The Fellaini era, a five-and-a-half-year period when he played 177 times, was United’s bleakest period for three decades. And yet he has merits much of the credit for the highs.

He was terrific in Van Gaal’s spring surge to fourth place in 2015, scoring against Tottenham Hotspur and Manchester City. He was, along with Pogba, Mkhitaryan and Marcus Rashford, one of the architects of Mourinho’s 2017 Europa League win. A man with a magnetic chest, jutting elbows and huge hair set a particularly Fellaini-esque record in the final against Ajax, winning a Europa League number of headers in one game.

United won three major trophies in Fellaini’s time. He scored in the semi-finals of each, the FA Cup, the League Cup and the Europa League. After that wretched first season, he had a capacity to make important contributions.

He became Van Gaal and Mourinho’s favoured lieutenant, trusted to follow unglamorous instructions. He felt among the last loyalists of two ultimately discredited regimes. The break with the past was signalled when Solskjaer engineered a fightback against Burnley on Tuesday without recourse to Fellaini; at 2-0 down, Mourinho would have prepared an aerial assault.

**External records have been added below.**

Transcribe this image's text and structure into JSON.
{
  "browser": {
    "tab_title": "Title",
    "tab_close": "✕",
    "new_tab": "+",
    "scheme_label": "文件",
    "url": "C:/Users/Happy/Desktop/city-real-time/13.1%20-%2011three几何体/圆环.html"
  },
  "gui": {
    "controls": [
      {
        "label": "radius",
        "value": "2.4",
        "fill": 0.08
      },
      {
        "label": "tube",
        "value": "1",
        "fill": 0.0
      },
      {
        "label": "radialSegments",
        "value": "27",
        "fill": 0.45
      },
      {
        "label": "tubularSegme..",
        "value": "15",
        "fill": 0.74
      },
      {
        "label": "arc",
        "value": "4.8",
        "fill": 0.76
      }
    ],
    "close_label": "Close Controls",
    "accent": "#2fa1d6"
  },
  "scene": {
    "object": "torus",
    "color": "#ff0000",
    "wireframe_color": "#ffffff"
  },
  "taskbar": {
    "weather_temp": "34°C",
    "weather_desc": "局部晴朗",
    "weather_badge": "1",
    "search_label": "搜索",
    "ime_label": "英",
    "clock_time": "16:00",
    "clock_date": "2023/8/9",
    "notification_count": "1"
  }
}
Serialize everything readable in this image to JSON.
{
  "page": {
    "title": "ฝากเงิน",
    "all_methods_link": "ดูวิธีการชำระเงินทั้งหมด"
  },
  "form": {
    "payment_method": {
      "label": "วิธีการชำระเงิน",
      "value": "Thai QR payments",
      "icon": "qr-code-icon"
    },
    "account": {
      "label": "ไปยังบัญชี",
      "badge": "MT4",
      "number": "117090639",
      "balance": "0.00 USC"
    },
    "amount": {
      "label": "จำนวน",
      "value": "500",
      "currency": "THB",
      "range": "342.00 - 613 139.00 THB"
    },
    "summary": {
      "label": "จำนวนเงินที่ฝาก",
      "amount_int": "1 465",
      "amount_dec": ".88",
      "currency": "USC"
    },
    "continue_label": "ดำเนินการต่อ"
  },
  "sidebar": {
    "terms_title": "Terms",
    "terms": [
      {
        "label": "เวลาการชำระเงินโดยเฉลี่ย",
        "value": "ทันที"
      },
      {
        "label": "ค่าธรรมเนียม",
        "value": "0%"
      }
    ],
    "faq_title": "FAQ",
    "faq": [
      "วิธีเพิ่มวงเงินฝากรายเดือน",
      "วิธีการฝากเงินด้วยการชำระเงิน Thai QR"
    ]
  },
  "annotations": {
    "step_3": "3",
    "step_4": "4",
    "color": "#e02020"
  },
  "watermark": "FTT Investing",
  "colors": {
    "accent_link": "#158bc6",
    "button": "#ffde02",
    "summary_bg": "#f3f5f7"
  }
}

Now Shandong Luneng beckons. If the prospect of Fellaini in the Chinese Super League feels odd, he was an atypical United player, fitting scarcely with their past or modern football.

With Fellaini pivotal, United looked the ugly anomaly among more aesthetically pleasing sides. Yet he had an idiosyncratic brand of effectiveness which means that, as he goes, it is with some tributes and gratitude.

Which would once have felt impossible.